What patients are at high risk of iatrogenic hemorrhage with heparin use?

A

Patients >50yo, ulcer, severe HTN, concurrent antiplatelet drugs.

55
Q

What is the antidote to heparin?

A

Protamine sulfate – binds tightly to heparin and neutralizes anticoagulant action.

56
Q

How can heparin cause HIT?

A

Antibodies develop to PF4-heparin complex, activating platelets and causing widespread aggregation.

57
Q

What patients are at risk for developing osteoporosis on heparin therapy?

A

Those on heparin for 3-6 months.

58
Q

How does adding EDTA or citrate to blood prevent clotting?

A

These agents chelate calcium, preventing many of the activation steps in the clotting cascade.

59
Q

How is UFH produced? What chemical groups are vital to function?

A

Unfractionated heparin is produced by mast cells and basophils from porcine small intestine or bovine lung. Sulfate groups required for binding to (+) antithrombin.

60
Q

What are advantages to low molecular weight heparins (LMWH)?

A

Equal efficacy with increased SQ bioavailability, less frequent dosing, less protein binding, lower HIT and osteoporosis, and no monitoring of clotting needed.

61
Q

What factor do LMWHs inhibit preferentially?

A

Factor Xa (PT and aPTT ineffective to measure activity)

62
Q

What differentiates fondaparinux from the LMWHs?

A

It is synthetic and contains just the 5 saccharides necessary for function. Inhibits factor Xa selectively like LMWHs though. Longer half life than LMWHs.

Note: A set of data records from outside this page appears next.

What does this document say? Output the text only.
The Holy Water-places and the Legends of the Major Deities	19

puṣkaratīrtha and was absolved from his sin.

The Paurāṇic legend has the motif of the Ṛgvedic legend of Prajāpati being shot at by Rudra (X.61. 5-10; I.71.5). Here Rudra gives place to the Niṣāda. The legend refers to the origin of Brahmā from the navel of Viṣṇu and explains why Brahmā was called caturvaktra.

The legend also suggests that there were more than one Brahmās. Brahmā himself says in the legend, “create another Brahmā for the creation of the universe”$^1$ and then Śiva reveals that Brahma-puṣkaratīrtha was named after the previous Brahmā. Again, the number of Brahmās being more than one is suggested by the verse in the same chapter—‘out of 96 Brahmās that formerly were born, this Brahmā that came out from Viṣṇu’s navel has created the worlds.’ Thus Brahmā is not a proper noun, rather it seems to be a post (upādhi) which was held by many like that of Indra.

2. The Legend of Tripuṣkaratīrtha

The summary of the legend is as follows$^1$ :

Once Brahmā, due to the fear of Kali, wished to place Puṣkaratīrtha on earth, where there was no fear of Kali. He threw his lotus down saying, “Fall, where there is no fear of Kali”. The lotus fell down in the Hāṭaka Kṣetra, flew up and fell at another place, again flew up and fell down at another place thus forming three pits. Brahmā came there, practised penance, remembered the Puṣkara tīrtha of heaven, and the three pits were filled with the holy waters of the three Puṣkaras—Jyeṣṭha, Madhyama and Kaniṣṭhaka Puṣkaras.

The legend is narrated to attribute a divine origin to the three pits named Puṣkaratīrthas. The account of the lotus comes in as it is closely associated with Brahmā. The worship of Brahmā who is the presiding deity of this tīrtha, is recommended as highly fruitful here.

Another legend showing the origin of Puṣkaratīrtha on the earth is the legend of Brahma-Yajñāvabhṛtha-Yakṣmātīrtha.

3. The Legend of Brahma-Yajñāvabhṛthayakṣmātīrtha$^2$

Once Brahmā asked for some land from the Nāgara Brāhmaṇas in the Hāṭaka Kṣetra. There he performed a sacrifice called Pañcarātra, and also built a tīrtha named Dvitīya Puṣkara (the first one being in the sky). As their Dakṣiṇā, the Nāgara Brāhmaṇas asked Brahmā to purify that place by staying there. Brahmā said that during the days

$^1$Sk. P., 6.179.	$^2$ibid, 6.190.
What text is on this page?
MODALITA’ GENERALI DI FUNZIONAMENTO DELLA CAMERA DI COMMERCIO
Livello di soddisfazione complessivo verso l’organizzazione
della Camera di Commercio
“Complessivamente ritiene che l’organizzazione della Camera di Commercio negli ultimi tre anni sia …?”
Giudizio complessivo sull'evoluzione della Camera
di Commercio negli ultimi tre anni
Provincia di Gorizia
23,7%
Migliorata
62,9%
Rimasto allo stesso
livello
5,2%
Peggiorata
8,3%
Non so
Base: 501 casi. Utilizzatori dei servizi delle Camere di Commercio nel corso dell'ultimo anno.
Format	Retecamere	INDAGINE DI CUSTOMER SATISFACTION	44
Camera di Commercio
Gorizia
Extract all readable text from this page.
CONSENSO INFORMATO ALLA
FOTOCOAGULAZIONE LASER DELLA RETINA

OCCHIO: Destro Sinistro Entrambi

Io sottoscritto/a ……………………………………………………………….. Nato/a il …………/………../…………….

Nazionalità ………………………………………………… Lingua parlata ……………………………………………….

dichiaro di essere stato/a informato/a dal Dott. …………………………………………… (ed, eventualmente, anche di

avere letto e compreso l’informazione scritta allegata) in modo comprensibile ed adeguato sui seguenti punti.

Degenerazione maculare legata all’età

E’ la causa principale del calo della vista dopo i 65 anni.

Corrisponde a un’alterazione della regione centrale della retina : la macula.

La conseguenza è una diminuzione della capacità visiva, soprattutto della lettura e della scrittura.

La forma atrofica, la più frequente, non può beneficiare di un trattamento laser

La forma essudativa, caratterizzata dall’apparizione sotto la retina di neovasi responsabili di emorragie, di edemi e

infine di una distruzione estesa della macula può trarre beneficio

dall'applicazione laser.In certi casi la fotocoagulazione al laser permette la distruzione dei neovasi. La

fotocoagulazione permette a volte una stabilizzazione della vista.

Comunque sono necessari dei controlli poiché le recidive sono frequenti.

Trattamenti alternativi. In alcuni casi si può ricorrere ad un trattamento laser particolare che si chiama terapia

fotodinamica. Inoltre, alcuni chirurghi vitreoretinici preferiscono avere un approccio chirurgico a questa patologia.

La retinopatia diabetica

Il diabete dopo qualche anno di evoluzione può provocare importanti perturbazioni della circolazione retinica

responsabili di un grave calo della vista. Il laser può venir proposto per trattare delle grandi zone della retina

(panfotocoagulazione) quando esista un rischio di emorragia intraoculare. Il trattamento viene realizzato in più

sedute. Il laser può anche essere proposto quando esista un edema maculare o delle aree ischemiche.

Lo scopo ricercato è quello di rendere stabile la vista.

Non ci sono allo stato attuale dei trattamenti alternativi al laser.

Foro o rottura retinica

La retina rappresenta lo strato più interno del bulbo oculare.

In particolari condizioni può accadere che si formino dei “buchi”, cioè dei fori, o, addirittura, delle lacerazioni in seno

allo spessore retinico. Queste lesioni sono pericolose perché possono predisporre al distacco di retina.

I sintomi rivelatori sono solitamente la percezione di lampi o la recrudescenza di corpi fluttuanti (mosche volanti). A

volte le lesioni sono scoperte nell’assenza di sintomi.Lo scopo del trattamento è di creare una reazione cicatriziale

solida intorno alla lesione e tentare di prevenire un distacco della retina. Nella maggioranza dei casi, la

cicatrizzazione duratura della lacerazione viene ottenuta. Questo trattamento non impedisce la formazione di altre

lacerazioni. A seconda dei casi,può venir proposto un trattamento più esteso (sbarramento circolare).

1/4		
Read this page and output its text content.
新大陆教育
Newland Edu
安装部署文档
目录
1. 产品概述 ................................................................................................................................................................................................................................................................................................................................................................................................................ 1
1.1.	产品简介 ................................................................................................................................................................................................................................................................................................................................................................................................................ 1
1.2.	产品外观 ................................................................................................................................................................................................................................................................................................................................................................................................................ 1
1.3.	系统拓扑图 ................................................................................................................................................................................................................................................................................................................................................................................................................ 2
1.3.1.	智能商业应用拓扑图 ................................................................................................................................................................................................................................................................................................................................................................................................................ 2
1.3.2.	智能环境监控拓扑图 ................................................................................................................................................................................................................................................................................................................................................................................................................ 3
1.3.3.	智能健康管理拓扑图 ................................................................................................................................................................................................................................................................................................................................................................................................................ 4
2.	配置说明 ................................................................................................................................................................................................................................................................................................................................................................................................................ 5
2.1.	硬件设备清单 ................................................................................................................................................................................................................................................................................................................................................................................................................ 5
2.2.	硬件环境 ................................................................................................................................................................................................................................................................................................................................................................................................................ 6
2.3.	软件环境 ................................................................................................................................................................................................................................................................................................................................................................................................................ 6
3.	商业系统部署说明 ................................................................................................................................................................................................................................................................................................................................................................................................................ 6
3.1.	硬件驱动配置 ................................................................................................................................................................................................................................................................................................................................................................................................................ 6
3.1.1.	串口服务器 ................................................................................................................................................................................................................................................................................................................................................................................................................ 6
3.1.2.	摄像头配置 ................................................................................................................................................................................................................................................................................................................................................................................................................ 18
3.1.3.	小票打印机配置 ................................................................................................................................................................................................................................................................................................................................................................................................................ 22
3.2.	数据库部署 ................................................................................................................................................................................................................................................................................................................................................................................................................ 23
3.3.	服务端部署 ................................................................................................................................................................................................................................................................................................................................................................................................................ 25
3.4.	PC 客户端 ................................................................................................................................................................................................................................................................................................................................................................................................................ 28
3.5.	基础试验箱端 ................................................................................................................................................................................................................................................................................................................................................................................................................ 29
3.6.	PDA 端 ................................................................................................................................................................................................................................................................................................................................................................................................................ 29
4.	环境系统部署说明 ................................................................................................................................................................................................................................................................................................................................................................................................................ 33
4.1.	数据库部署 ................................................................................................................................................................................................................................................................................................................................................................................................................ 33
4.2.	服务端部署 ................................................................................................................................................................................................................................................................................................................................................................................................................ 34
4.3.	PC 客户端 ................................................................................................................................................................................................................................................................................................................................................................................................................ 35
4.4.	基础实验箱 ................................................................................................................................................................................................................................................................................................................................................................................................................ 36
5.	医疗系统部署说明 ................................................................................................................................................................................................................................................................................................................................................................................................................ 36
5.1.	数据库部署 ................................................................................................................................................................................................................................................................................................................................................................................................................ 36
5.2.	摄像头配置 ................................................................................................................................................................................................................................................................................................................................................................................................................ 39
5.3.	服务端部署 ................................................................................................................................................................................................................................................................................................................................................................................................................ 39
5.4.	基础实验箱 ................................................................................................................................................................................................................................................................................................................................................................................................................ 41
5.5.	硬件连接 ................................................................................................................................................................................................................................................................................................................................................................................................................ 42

Lower risk HIT.

63
Q

What orally active factor Xa inhibitor cannot be used in patients with CrCl >95mL/min due to high renal clearance?

A

Edoxaban

64
Q

What parenteral agents directly inhibit free thrombin and fibrin-bound thrombin rather than acting through ATIII?

A

Lepirudin, Bivalrudin, Argatroban

65
Q

What direct thrombin inhibitor shows irreversible inhibition?

A

Lepirudin and desirudin

66
Q

What direct thrombin inhibitor has a short duration of action due to cleavage by thrombin (highly reversible)?

A

Bivalrudin (Angiomax) – doesn’t induce Ab formation due to size.

67
Q

What direct thrombin inhibitor can inhibit free and clot-associated thrombin?

A

Argatroban

68
Q

What is the only orally available direct thrombin inhibitor?

A

Dabigatran (Pradaxa)

69
Q

What are the only oral anticoagulants that have reversal agents?

A

Warfarin (Vit K) and Dabigatran (Praxbind)

70
Q

What endogenous protease activates plasminogen to plasmin?

A

Tissue plasminogen activator (t-PA)

71
Q

What is the function of plasmin?

A

Plasmin digests fibrin and fibrinogen

72
Q

What things inhibit t-PA?

A

PAI-1, PAI-2, and aminocaproic acid

73
Q

What drug forms a complex with plasminogen and makes it activate itself rather than directly cleaving plasminogen?

A

Streptokinase

74
Q

What t-PA product has the fastest onset but less fibrin specificity (activates plasmin in plasma)?

A

Reteplase

75
Q

What t-PA has greatest fibrin specificity?

A

Tenecteplase

76
Q

Why is fibrin specificity desirable in t-PA products?

A

It localizes plasmin activation to the clot.

77
Q

What is special about streptokinase dosing?

A

Must be given with a loading dose to saturate preexisting antibodies.

78
Q

What drugs act as lysine analogs and block plasmin binding to fibrin?

A

Aminocaproic acid and tranexamic acid – prevent clot breakdown and reverse bleeding caused by thrombolytics.

79
Q

Why should the anti-fibrinolytics be used with caution?

A

Because the thrombi formed when they are present excluded plasminogen, so they are not easily broken down.